Audio and live action video require greater bandwidth, and their temperature is variable enough to support different kinds of gameplay. That said, their temperature is always higher than the media mentioned in the previous paragraph.

For example, we may use audio to simulate phone calls, voicemail, and news radio broadcasts that supply content to our poli-sci or econ simulation. Although the audio may carry almost purely informational/pedagogical content, the fact is that the audio will create greater urgency and “heat”: the inclusion of human voices makes the simulation more immersive, and radio broadcasts, voicemails, etc., are almost undoubtedly going to up the stakes in our simulation. (Voicemails are likely to request or desire actions; radio broadcasts are likely to convey troubling news or new developments that change the situation, etc.)

Similarly, video may be used to simulate newscasts, teleconferences, recorded presentations, etc. The human presence again adds greater weight and urgency to the content. (If a character tells me that a leading economic indicator has declined or that the nuclear seals have been broken, this will mean more than the same information delivered textually.)

However, audio and video can be used to deliver even more heat when used in conjunction with gameplay that emphasizes the tactical, visceral, and synchronous. This kind of gameplay is best served by a 3D environment that user avatars (first or third person) can navigate. The puzzle-solving, hide-and-seek, ace-the-exam, kill-the-enemy, beat-the-clock, and don-the-mask play styles will become much more immersive in a real-time navigable space, where the simulation is about making quick decisions within a specific environment.

Though unlikely, it could be that the only gameplay we need can take place in the 3D virtual environment; we can bypass webpages, images, audio, and live action video. Chances are, however, that gameplay we envision in a 3D space will also require the use of lower bandwidth media. The combination will enrich the experience—and the gameplay—even further.
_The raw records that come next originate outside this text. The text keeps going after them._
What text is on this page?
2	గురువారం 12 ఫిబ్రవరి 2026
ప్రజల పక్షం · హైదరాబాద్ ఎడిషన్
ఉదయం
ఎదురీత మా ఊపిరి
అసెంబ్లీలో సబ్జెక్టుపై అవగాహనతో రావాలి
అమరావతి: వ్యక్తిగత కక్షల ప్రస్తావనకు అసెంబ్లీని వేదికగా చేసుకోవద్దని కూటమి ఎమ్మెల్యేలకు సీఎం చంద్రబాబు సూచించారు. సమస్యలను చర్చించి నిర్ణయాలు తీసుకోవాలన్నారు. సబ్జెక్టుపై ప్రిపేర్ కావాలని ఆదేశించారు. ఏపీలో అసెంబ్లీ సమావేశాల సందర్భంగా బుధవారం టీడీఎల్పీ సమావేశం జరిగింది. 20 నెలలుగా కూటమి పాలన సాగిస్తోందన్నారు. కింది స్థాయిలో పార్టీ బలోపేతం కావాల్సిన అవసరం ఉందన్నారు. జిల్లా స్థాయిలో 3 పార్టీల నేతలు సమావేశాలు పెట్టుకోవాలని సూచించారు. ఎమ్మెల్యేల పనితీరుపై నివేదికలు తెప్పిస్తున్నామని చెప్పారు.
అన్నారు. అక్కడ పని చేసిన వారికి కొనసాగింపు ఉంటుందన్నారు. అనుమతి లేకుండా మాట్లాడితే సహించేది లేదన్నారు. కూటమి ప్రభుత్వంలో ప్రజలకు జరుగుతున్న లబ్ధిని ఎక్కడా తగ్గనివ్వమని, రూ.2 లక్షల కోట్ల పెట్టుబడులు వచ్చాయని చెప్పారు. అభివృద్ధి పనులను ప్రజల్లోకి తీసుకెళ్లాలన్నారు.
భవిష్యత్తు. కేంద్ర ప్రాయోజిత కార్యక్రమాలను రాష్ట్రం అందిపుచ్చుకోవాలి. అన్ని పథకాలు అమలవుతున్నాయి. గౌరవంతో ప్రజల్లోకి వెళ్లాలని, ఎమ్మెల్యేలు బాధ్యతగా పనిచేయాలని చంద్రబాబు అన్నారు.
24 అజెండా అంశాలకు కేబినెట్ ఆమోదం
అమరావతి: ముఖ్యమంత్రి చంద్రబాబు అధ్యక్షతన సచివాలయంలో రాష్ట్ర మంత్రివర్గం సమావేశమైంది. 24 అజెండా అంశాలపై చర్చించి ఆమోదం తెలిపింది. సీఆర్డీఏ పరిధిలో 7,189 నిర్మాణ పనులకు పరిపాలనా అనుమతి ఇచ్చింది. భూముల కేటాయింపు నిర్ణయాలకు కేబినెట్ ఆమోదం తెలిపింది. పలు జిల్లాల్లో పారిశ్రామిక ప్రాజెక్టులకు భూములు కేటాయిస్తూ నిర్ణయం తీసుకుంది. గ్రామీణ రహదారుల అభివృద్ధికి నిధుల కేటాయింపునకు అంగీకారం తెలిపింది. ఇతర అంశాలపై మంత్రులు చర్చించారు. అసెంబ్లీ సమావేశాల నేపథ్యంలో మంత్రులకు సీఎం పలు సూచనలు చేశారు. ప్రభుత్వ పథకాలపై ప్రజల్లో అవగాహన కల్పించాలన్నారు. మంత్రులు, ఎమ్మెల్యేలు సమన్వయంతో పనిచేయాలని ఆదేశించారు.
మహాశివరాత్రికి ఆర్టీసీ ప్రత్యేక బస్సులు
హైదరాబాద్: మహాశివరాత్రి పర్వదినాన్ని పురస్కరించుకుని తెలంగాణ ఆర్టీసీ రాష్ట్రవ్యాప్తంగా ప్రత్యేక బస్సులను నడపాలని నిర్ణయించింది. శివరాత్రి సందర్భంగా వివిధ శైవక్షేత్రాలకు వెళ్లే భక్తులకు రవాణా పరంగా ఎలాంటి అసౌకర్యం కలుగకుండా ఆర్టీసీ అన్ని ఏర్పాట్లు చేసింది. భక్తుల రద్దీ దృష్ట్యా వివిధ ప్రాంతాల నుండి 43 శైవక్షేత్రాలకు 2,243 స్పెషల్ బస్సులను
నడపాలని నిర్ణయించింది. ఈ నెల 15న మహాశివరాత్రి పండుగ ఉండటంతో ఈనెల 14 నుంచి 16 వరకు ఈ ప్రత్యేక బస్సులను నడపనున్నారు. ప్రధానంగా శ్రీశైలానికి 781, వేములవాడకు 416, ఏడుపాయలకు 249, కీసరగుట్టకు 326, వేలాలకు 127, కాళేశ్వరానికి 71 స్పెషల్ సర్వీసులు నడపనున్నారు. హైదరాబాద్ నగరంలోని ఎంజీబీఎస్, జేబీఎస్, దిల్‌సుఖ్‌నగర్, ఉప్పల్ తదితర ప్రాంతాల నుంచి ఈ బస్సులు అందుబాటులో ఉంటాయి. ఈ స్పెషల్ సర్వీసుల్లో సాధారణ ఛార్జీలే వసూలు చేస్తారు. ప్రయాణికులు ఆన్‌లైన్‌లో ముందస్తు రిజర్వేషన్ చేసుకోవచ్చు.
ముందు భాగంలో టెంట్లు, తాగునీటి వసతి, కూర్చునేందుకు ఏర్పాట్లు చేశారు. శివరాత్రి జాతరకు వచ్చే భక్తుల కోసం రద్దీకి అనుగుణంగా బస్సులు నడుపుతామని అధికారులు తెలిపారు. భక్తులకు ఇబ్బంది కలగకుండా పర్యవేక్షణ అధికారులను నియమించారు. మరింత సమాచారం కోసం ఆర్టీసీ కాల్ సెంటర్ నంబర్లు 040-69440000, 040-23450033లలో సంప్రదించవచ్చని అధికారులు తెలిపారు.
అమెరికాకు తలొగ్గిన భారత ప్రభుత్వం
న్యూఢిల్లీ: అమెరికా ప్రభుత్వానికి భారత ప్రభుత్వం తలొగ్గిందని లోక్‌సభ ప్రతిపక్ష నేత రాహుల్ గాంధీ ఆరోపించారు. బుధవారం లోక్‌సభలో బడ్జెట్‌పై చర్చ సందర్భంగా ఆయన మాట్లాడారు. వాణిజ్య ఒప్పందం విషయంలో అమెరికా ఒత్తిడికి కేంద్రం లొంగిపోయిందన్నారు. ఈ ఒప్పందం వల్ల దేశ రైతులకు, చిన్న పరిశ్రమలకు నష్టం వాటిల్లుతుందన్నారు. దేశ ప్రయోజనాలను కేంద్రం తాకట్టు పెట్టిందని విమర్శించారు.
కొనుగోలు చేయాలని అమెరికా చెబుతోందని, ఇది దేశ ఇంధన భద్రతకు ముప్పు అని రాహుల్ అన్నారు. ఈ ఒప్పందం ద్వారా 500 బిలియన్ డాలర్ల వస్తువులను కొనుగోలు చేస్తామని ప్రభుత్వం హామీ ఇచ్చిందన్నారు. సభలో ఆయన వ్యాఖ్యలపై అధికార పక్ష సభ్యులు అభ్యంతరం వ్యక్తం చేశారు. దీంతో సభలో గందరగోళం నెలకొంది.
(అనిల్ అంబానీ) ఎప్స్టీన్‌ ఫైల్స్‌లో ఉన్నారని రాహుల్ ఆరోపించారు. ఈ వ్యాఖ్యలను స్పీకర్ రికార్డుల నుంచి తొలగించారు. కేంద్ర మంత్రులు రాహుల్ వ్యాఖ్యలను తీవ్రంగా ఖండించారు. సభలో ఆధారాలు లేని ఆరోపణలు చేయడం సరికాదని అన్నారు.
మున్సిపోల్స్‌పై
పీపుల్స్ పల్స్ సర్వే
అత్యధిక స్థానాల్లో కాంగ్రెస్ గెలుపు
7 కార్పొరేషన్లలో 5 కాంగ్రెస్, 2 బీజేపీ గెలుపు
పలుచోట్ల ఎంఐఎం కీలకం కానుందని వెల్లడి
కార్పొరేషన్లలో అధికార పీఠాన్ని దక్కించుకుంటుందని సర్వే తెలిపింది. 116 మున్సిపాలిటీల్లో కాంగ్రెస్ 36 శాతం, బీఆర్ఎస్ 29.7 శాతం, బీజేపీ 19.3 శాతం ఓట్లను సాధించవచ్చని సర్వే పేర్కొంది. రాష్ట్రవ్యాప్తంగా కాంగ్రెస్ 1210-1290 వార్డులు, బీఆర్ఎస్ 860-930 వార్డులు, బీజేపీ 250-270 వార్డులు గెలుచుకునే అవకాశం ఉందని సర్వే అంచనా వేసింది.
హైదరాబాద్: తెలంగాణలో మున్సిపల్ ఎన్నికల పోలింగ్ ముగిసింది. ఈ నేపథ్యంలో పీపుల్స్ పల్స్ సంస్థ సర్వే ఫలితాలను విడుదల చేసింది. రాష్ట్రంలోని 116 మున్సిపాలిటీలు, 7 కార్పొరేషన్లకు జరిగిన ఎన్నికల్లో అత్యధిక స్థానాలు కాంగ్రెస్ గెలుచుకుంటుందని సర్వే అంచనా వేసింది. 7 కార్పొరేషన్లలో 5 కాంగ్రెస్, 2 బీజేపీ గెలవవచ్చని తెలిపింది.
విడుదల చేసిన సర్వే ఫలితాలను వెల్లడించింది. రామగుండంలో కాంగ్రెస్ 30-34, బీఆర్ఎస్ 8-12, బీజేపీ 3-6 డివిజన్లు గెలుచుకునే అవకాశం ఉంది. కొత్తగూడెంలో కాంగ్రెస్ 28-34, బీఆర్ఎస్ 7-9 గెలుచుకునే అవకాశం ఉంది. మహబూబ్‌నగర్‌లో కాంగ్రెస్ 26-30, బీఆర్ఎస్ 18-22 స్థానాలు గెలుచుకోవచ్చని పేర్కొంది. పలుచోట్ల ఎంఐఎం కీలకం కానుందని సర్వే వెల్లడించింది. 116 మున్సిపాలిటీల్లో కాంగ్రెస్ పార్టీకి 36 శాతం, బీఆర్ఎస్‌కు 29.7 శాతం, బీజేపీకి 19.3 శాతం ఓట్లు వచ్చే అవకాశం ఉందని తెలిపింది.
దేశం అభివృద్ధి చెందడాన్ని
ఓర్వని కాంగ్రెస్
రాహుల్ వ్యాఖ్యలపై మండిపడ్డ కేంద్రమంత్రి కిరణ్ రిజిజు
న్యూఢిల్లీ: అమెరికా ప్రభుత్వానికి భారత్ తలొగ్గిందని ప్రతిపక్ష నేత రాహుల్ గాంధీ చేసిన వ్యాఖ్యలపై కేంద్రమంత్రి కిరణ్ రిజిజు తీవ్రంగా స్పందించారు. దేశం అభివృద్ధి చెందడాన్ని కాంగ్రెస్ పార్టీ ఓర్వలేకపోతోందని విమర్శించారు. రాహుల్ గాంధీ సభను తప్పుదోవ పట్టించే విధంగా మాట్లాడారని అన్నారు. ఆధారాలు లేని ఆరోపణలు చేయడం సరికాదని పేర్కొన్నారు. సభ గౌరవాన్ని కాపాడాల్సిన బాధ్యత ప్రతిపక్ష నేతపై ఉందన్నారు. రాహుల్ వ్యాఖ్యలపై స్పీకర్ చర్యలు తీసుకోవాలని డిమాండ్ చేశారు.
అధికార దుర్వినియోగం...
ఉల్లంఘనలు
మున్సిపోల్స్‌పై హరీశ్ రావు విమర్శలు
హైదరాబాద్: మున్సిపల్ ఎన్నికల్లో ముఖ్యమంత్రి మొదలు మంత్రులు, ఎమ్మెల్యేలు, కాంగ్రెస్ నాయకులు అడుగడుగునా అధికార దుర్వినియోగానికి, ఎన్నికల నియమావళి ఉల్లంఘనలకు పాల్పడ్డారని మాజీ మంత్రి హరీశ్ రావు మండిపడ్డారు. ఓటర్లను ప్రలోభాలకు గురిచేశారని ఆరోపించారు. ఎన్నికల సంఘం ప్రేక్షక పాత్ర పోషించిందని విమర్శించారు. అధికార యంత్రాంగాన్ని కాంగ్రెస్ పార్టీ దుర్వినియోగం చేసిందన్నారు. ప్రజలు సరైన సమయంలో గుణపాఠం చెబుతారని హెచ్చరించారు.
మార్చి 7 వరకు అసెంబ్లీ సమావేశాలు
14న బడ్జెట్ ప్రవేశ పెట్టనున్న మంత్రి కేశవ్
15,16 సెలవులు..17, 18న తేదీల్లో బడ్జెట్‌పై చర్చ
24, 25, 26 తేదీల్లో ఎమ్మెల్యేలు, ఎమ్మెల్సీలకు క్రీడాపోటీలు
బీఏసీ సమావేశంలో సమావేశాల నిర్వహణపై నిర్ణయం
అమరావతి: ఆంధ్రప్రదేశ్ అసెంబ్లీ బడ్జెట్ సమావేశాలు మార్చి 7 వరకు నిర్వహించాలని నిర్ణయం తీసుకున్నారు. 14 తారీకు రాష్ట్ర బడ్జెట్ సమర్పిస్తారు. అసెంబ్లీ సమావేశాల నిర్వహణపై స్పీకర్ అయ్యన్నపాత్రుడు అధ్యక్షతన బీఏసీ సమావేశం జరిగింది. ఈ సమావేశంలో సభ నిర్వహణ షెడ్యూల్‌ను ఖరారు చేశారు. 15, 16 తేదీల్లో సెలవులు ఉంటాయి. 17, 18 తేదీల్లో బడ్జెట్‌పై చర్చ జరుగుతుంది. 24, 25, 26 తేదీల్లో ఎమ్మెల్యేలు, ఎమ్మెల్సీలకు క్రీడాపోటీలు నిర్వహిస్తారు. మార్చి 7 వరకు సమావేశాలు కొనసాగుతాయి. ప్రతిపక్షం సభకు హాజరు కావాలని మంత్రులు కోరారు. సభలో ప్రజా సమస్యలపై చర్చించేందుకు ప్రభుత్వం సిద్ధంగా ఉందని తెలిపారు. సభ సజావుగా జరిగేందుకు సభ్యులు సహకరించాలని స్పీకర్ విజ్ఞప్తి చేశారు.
A printed Briefing Kit greatly enhanced the participant experience in the 3D virtual world of the Leaders simulation.

Because any simulation environment is costly and complex to develop, you’ll especially wish to avoid choosing an environment you don’t need, and which gives you gameplay features you’re not planning on using. For example, if user avatar spatial navigation isn’t critical to interactivity, then choosing a realtime 3D environment for development and delivery is inappropriate. If sensory stimuli are unnecessary, then you should stay away from any virtual reality considerations.
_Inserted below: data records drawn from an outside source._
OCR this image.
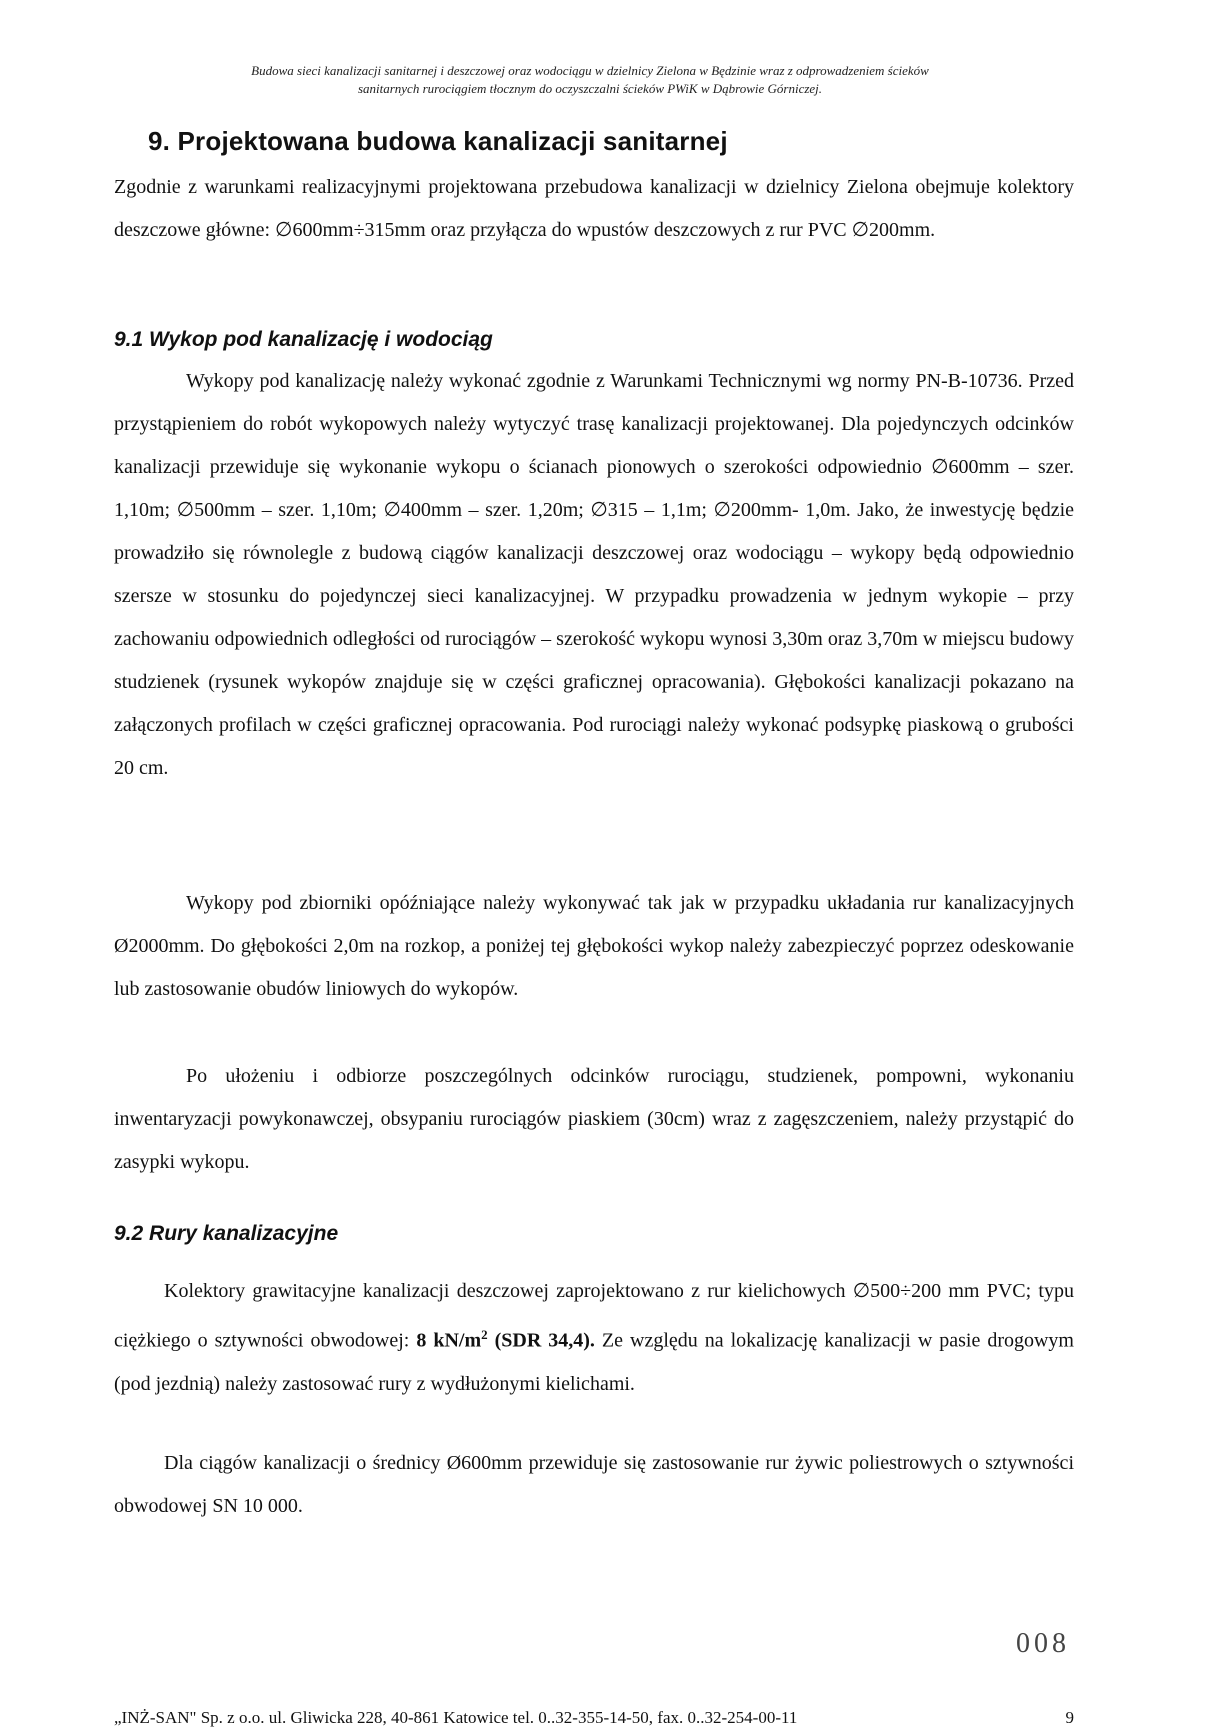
Budowa sieci kanalizacji sanitarnej i deszczowej oraz wodociągu w dzielnicy Zielona w Będzinie wraz z odprowadzeniem ścieków
sanitarnych rurociągiem tłocznym do oczyszczalni ścieków PWiK w Dąbrowie Górniczej.
9. Projektowana budowa kanalizacji sanitarnej
Zgodnie z warunkami realizacyjnymi projektowana przebudowa kanalizacji w dzielnicy Zielona obejmuje kolektory deszczowe główne: ∅600mm÷315mm oraz przyłącza do wpustów deszczowych z rur PVC ∅200mm.
9.1 Wykop pod kanalizację i wodociąg
Wykopy pod kanalizację należy wykonać zgodnie z Warunkami Technicznymi wg normy PN-B-10736. Przed przystąpieniem do robót wykopowych należy wytyczyć trasę kanalizacji projektowanej. Dla pojedynczych odcinków kanalizacji przewiduje się wykonanie wykopu o ścianach pionowych o szerokości odpowiednio ∅600mm – szer. 1,10m; ∅500mm – szer. 1,10m; ∅400mm – szer. 1,20m; ∅315 – 1,1m; ∅200mm- 1,0m. Jako, że inwestycję będzie prowadziło się równolegle z budową ciągów kanalizacji deszczowej oraz wodociągu – wykopy będą odpowiednio szersze w stosunku do pojedynczej sieci kanalizacyjnej. W przypadku prowadzenia w jednym wykopie – przy zachowaniu odpowiednich odległości od rurociągów – szerokość wykopu wynosi 3,30m oraz 3,70m w miejscu budowy studzienek (rysunek wykopów znajduje się w części graficznej opracowania). Głębokości kanalizacji pokazano na załączonych profilach w części graficznej opracowania. Pod rurociągi należy wykonać podsypkę piaskową o grubości 20 cm.
Wykopy pod zbiorniki opóźniające należy wykonywać tak jak w przypadku układania rur kanalizacyjnych Ø2000mm. Do głębokości 2,0m na rozkop, a poniżej tej głębokości wykop należy zabezpieczyć poprzez odeskowanie lub zastosowanie obudów liniowych do wykopów.
Po ułożeniu i odbiorze poszczególnych odcinków rurociągu, studzienek, pompowni, wykonaniu inwentaryzacji powykonawczej, obsypaniu rurociągów piaskiem (30cm) wraz z zagęszczeniem, należy przystąpić do zasypki wykopu.
9.2 Rury kanalizacyjne
Kolektory grawitacyjne kanalizacji deszczowej zaprojektowano z rur kielichowych ∅500÷200 mm PVC; typu ciężkiego o sztywności obwodowej: 8 $kN/m^2$ (SDR 34,4). Ze względu na lokalizację kanalizacji w pasie drogowym (pod jezdnią) należy zastosować rury z wydłużonymi kielichami.
Dla ciągów kanalizacji o średnicy Ø600mm przewiduje się zastosowanie rur żywic poliestrowych o sztywności obwodowej SN 10 000.
008
„INŻ-SAN" Sp. z o.o. ul. Gliwicka 228, 40-861 Katowice tel. 0..32-355-14-50, fax. 0..32-254-00-11	9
Ideally, you’ll exploit the appropriate media types—and the gameplay they deliver—for your platform of choice. The challenges that any platform presents in deployment should be challenges you need to meet. Choosing a platform because it’s “sexy” or “exciting” or “hot” is a first step toward failure. Not all gameplay and all simulations require real-time synchronicity. No game is more asynchronous than chess, yet its level of difficulty, its addictiveness, and its user immersion are enormous.

GAMEPLAY ISN’T EVERYTHING

Although gameplay is critical, it is not the only determinant for which delivery platform to select. Issues arising in building the immersive environment will be discussed in the following chapters. You may need to balance the needs of gameplay with production, budget and personnel needs. All these elements should factor into the final selection of media and platform.

SUMMARY

Gameplay will breathe life into any simulation. Without compelling and immersive gameplay, the best story-driven simulation will fall flat and fail to impart desired training and pedagogy to the user. Breaking down gameplay into basic components will help in designing and developing gameplay. Often, we overlook what really is at the core of good gameplay. The more we understand the components of gameplay, the better we can calibrate their use to create emotion and user investment, and the better we can synch up gameplay to narrative. Once we know what gameplay we’d like, we can begin to select the right media and the right platform for our simulation. Gameplay alone won’t determine the final selection of platform, but no factor should have greater weight.